3. Your attitude at work. If you come in with a sour attitude or always see them as wrong and you as right, you are the one who loses out. I remember a woman I worked with who is extremely bright and talented. But she spent each day feeling slighted (oh those feelings) and telling people off. And then she was angry when people didn’t want to work with her or she got passed over for promotions.
4. When emotions hold you prisoner. Sometimes, for whatever reason, you find yourself getting caught up in a rush of anger or frustration. At times like these, remember your power to choose and help change things for yourself. Also remember that letting your emotions control you takes the control out of your hands. (Also be aware of things you might have done or are doing to set yourself up as a target.).
5. Beware the blame game. The blame game is when you point your finger at everyone and everything except yourself, blaming the world for your misfortunes. This is simply spinning your wheels. As I’ve mentioned before, when you get caught up in emotions or useless behaviors, you lose precious time and perspective that could be helping you create a more enjoyable experience for yourself in this job and in future jobs. It’s important to vent at times and to both acknowledge and discuss your feelings, but if your days are filled with blame and venting at the workplace, you’re only setting yourself up for more dissatisfaction. People react to who they see and not who you really might be – or what you could offer them if you could only step past those wheelspinning behaviors. Basically, what they see is what (the impression) they get.

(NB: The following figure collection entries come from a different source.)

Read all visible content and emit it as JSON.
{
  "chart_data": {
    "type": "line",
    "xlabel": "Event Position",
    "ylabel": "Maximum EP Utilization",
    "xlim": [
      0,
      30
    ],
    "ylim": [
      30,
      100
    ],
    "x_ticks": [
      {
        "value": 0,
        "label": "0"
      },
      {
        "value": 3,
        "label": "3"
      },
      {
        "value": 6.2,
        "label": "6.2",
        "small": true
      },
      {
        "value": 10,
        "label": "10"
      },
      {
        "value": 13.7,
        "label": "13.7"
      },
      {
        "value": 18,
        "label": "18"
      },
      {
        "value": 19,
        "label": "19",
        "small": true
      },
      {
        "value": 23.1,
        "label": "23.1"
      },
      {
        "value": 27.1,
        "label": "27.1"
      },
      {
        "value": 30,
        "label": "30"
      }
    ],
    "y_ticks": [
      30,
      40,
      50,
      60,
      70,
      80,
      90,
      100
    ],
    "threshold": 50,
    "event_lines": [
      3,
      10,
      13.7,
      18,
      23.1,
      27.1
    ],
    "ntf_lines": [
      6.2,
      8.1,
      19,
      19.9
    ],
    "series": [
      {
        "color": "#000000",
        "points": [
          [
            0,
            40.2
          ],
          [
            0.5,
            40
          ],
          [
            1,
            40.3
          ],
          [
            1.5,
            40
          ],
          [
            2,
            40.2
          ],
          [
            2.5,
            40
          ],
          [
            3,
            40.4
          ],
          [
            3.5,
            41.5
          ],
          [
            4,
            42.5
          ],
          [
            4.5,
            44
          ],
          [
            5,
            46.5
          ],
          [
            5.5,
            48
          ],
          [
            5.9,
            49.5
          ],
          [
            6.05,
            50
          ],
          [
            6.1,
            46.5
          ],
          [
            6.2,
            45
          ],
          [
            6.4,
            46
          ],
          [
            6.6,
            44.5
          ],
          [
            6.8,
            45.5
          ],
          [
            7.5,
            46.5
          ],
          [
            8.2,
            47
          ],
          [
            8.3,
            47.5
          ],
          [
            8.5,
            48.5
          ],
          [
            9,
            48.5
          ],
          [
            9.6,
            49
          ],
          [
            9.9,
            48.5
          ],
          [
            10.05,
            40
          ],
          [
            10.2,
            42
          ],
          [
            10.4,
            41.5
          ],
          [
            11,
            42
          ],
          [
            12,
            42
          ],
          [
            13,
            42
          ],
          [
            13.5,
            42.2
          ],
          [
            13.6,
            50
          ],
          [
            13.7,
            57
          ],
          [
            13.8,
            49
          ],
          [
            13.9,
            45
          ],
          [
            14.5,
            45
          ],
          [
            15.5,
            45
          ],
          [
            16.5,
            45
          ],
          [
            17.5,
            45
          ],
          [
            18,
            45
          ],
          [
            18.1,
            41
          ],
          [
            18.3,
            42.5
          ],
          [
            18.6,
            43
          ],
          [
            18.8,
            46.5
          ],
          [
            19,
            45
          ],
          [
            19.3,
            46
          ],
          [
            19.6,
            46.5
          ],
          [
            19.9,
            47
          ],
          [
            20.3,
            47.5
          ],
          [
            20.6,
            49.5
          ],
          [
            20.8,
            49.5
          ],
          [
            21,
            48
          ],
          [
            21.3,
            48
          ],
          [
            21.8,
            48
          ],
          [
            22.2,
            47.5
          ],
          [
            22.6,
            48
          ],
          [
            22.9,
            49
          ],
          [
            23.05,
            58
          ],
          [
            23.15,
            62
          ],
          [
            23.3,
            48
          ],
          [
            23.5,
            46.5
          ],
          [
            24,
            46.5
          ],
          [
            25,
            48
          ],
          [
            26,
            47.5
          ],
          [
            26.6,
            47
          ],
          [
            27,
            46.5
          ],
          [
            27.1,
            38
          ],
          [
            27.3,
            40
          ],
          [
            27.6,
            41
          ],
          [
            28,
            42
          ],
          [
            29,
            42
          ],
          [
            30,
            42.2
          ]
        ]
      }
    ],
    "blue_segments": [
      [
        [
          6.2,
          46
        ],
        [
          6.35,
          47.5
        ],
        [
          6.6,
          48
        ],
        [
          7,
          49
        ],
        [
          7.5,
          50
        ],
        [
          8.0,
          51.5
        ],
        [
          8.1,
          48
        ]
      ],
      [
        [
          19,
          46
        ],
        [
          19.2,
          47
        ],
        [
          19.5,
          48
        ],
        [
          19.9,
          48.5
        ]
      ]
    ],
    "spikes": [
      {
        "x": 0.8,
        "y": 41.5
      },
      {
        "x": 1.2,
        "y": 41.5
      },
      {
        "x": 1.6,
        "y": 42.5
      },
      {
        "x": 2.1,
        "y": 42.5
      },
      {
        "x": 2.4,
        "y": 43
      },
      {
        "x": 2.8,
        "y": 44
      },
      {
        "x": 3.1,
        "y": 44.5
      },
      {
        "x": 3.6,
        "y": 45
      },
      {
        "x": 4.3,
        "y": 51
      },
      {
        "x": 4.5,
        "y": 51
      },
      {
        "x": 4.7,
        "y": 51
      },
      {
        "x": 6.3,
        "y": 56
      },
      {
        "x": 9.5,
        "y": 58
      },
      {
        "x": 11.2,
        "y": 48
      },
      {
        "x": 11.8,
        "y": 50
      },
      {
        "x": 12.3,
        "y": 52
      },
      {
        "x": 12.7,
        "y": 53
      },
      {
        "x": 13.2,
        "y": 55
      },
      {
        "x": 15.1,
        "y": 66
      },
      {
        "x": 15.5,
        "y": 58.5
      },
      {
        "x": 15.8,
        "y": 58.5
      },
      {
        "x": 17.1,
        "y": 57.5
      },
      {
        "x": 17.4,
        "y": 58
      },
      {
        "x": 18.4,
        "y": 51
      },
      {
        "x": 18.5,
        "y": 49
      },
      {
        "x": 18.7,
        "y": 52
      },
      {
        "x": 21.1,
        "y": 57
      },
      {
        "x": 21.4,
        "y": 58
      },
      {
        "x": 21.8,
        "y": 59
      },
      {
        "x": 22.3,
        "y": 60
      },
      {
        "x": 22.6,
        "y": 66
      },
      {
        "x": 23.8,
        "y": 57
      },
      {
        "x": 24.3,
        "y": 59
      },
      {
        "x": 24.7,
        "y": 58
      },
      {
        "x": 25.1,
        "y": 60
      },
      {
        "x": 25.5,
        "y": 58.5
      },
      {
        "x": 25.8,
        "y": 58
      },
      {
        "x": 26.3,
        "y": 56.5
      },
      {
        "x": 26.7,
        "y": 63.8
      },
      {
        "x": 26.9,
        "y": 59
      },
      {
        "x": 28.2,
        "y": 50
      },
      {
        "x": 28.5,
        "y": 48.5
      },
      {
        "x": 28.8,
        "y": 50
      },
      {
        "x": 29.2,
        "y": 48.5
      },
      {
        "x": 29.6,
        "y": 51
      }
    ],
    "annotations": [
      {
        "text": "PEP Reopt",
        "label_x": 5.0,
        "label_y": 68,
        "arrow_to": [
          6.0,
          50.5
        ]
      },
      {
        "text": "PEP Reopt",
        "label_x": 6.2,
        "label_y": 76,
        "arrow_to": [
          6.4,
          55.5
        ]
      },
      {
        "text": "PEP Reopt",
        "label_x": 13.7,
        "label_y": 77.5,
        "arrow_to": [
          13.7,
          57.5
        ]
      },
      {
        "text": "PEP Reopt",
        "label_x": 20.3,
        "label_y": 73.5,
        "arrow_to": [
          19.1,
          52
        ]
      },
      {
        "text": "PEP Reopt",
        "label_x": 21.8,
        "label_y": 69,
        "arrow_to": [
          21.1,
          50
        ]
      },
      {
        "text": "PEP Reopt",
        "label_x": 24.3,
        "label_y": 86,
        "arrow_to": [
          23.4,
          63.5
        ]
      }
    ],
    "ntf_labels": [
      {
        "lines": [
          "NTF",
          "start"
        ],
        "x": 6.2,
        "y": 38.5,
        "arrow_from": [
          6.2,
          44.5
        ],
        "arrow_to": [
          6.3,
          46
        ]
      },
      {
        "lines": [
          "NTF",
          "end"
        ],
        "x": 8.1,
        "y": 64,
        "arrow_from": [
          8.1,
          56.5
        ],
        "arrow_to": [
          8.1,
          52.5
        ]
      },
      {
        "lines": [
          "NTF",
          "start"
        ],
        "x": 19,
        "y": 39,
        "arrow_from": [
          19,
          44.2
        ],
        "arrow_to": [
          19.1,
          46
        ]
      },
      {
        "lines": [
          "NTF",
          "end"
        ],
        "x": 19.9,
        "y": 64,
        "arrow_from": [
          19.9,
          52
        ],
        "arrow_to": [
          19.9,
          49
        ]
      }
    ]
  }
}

6. Being right just doesn’t matter. “Of course it does!” I hear one or two of you shouting at the screen. Oh…sure it feels great. But if you spend your day being caught up in being right – and making sure everyone knows you are – you’re focusing on the wrong things and you’ll only wind up diverting yourself from getting ahead. More time spinning your wheels. To revert to my grade school years…nobody likes a smarty pants! In the workplace, actions speak louder than words. Prove your worth not by being right all the time but by being someone who helps things get done and problems solved. Down the road, people will see you know what you’re doing. You don’t have to be right in every case to be extremely effective and appreciated.
7. Seeing possibility. When we get out of seeing the anger and hurt and all that is missing in our work lives, we open up to seeing what might turn into real opportunity. Possibility is all around us if we just learn how to look for it.